I am finally three months post surgery.  I am down 47 pounds from my highest weight and 45 pounds from my starting weight.  I am very pleased.  Yes, I struggle and yes, I have cheated but I'm only human.  I just need to remind myself of that from time to time.  I also need to stop comparing myself to the people on the Facebook support page I am on.  Some of those people lose so much more so quickly but then you see how they were on all liquids for 3 weeks after surgery and then pureed foods more 2-3 more weeks then soft foods for 2-3 more before they could actually eat.  I think I have it rough now, Oh my goodness, I would lose my mind of my doctor made us do that!!!

It has also been nice working in another post office for the last week and a half.  It's a change of scenery and people and responsibility.  I think my mind needed it.  I have actually gotten myself somewhat under better control.  My biggest struggle right now is the evening.  I find my mind wandering and thinking about food.  I think I need to start working on my quilting again or pull my ukulele back out and play a little.  I just need the distraction.
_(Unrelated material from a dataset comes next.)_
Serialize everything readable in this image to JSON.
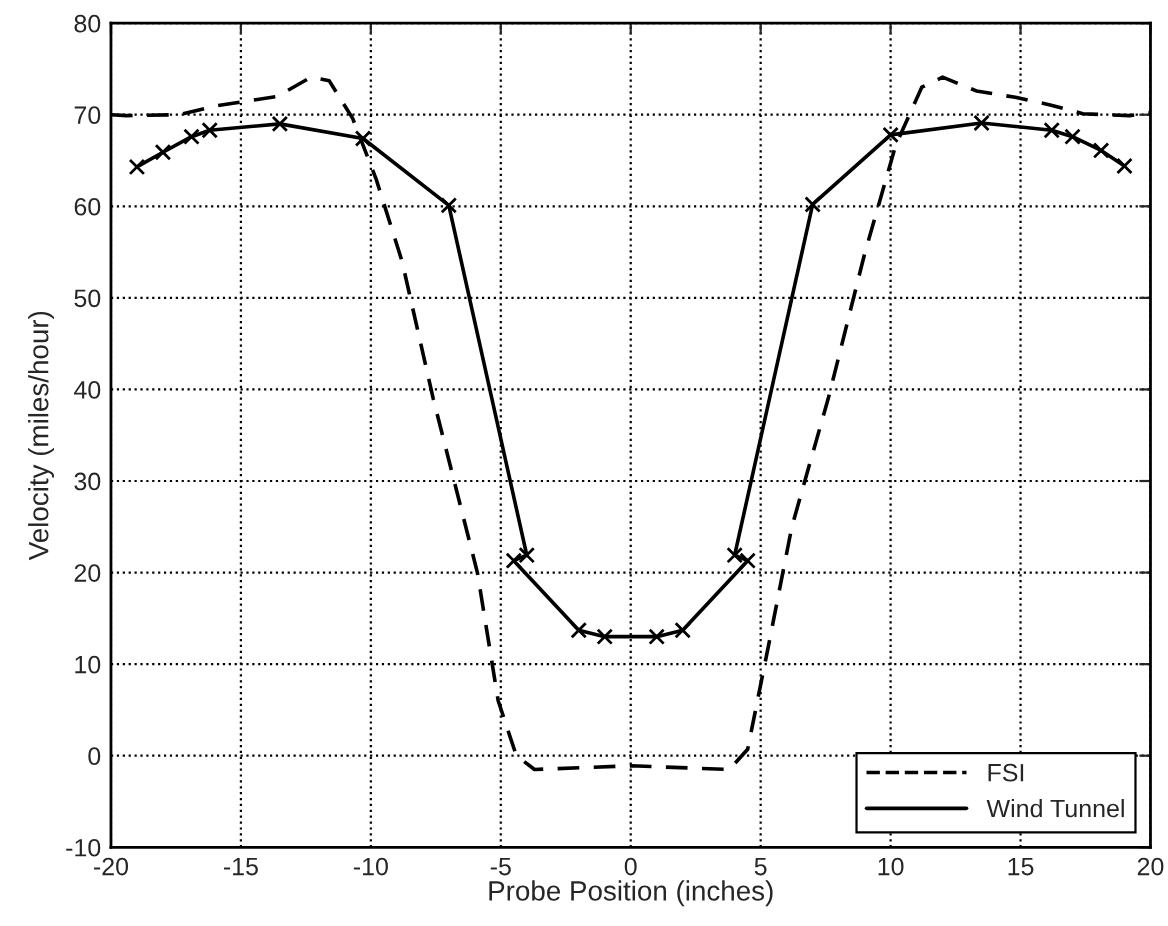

Overall things are getting easier again and I just need to keep going.  Looking forward to strawberries and apples soon.  I miss my smoothies made with coconut milk.  Yummy.  Until the next post, Just keep going.  We didn't get where we were overnight and cannot fix it overnight either.  All good things take time and we are worth it!!!!!

Wednesday, March 16, 2016

Almost 3 Months Out and Struggling

March 16, 2016



In my last post I wrote about cravings and the one before that about cheating.  Well... all of that has done me in.  I am at a huge weight loss stall and it is all my fault.  I am cheating horribly.  I have it in my head that if it doesn't hurt my stomach than it's okay.  Of course I know I am wrong!!!  But with the new anxiety I am getting from the excess hormones my body is getting rid of, I am really on an emotional roller coaster.  I need to purge my house of all the No-No food.  I am stuck at 237.4 pounds.  Yes, that is a lot of weight lost but the stall and my head games are ruining the chance I have to help this tool do it's job.  I need a hero and it needs to be me!!!

On a good note, I am down two pants sizes and one shirt size (i like my shirts baggy).  I also bought some new underwear.  That in itself was a huge victory as I hate spending money on myself.  But it feels great knowing I am smaller.  I just need to get back on the train going in the right direction.  All Aboard!!!!!